Telecom interessa anche ai francesi

Si inasprisce la battaglia per il controllo della compagnia telefonica del nostro
Paese. Dopo l'interesse già manifestato da Telefonica, adesso, contro la cordata
Tex-Mex, si appresta a scendere in campo France Telecom

Milano - La voglia di Telecom Italia dilaga anche in Europa e all'orizzonte si profila un inasprimento della battaglia per il controllo della compagnia telefonica del nostro Paese. Dopo l'interesse già manifestato da Telefonica, adesso, contro la cordata Tex-Mex, si appresta a scendere in campo France Telecom. Resta in fase di stallo ma non si è interrotta la trattativa tra Intesa Sanpaolo, AT&T e America Movil per trovare un accordo sul riassetto di Olimpia. Si continua a discutere ma sul tavolo, oltre alle garanzie sul possesso della rete richieste «tassativamente» dai Tex-Mex, adesso ci sono anche le condizioni poste da Corrado Passera: un prezzo del titolo Telecom che si aggiri intorno ai 2,7 euro, ben lontano dai 2,82 euro che diventano 2,92 con il dividendo, offerto dalla cordata americana; valorizzazione del ruolo del partner italiano nella governance.

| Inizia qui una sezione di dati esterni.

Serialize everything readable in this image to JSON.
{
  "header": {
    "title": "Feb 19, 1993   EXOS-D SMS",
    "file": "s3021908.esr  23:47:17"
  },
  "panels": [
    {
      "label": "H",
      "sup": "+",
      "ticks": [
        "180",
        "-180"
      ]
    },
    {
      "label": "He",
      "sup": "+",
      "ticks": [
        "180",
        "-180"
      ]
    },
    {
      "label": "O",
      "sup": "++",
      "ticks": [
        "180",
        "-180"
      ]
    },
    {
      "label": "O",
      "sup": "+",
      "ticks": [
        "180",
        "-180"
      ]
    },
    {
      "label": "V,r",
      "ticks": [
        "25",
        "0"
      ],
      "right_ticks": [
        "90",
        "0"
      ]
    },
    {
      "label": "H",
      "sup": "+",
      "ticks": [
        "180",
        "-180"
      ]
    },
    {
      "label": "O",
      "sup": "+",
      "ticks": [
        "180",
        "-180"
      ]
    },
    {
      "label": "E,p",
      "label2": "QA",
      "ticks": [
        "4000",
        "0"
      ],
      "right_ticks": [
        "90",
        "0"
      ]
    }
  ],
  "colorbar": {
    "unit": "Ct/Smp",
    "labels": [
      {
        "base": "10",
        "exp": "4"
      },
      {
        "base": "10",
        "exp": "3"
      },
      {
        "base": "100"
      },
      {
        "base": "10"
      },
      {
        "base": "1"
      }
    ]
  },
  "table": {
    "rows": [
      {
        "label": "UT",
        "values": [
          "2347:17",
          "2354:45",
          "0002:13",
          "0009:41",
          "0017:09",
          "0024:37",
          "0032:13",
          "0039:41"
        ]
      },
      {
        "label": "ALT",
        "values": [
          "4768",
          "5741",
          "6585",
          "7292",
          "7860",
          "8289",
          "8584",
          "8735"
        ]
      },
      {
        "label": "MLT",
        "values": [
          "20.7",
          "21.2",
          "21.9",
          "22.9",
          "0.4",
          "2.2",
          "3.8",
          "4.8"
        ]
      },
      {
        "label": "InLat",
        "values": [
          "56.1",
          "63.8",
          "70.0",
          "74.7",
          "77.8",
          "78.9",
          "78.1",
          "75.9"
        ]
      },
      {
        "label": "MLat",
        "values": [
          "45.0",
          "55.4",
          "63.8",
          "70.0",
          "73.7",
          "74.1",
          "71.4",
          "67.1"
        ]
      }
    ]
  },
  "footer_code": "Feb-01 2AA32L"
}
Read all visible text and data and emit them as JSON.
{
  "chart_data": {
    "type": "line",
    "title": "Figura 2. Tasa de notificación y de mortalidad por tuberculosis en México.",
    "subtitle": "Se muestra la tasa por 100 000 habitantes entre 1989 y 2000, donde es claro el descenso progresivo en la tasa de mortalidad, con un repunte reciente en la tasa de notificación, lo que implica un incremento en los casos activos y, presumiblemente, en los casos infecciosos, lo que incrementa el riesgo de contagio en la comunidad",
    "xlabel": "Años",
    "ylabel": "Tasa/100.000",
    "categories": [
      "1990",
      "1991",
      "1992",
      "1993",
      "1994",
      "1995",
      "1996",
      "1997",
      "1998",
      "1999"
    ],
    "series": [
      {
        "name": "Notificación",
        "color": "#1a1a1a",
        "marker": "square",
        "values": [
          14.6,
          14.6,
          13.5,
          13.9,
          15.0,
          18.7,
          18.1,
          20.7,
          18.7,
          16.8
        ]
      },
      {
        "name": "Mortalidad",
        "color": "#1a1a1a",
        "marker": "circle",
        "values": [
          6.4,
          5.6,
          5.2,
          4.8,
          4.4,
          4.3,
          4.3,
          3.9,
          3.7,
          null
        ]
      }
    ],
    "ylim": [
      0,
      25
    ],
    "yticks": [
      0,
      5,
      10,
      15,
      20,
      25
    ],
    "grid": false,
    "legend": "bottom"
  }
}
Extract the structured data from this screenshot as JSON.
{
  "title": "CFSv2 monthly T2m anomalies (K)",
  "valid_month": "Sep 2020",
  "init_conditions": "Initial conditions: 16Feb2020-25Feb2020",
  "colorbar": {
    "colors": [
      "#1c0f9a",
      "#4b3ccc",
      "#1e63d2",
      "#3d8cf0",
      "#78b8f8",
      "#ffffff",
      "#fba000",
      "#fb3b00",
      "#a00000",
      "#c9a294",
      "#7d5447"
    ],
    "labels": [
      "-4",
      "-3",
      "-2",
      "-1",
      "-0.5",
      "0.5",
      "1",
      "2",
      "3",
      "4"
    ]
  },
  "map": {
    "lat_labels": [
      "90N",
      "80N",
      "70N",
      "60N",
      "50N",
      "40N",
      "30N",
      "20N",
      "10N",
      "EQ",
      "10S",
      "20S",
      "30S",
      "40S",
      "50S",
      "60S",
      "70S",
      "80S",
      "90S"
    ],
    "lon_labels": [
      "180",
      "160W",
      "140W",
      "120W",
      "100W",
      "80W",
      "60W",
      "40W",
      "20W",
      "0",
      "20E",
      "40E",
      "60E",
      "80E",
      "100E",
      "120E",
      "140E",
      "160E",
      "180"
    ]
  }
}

Questo lo scenario, rispetto al quale, per dirla con le parole del Presidente Giovanni Bazoli «non credo ci siano novita». Le novità invece sono in agguato fuori dai confini del Paese. Come Telefonica, anche France Telecom non ci sta a restare fuori dalla partita per il controllo di Telecom Italia. Prendono sempre più corpo le voci secondo le quali la compagnia telefonica transalpina si sarebbe affidata a una banca d'affari per mettere a punta una proposta industriale che punti al controllo di Olimpia.

Da Parigi, ovviamente, nessuna conferma ufficiale, ma neanche una smentita. Si limitano cortesemente a far notare che «come d'abitudine France telecom non commenta le voci di mercato». Si tratta dunque solo di attendere. Intanto sul fronte politico il Governo esclude provvedimenti urgenti e assicura che la questione della rete Telecom sarà affrontata con un «emendamento specifico» a un disegno di legge tra quelli già all'esame del Parlamento. Lo ha affermato il ministro per i Rapporti con il Parlamento Vannino Chiti, parlando con i giornalisti al termine del Consiglio dei Ministri. «È previsto un inserimento di un emendamento specifico, ma non ci sarà un decreto», ha spiegato Chiti escludendo che il governo vari «un provvedimento di urgenza».

Ancora da decidere, secondo il ministro, in quale disegno di legge verrà inserito il provvedimento sulla rete telefonica e i tempi di presentazione. «Valuteremo sulla base dei provvedimenti che sono all'esame del Parlamento e anche in base alla tempistica dei lavori parlamentari».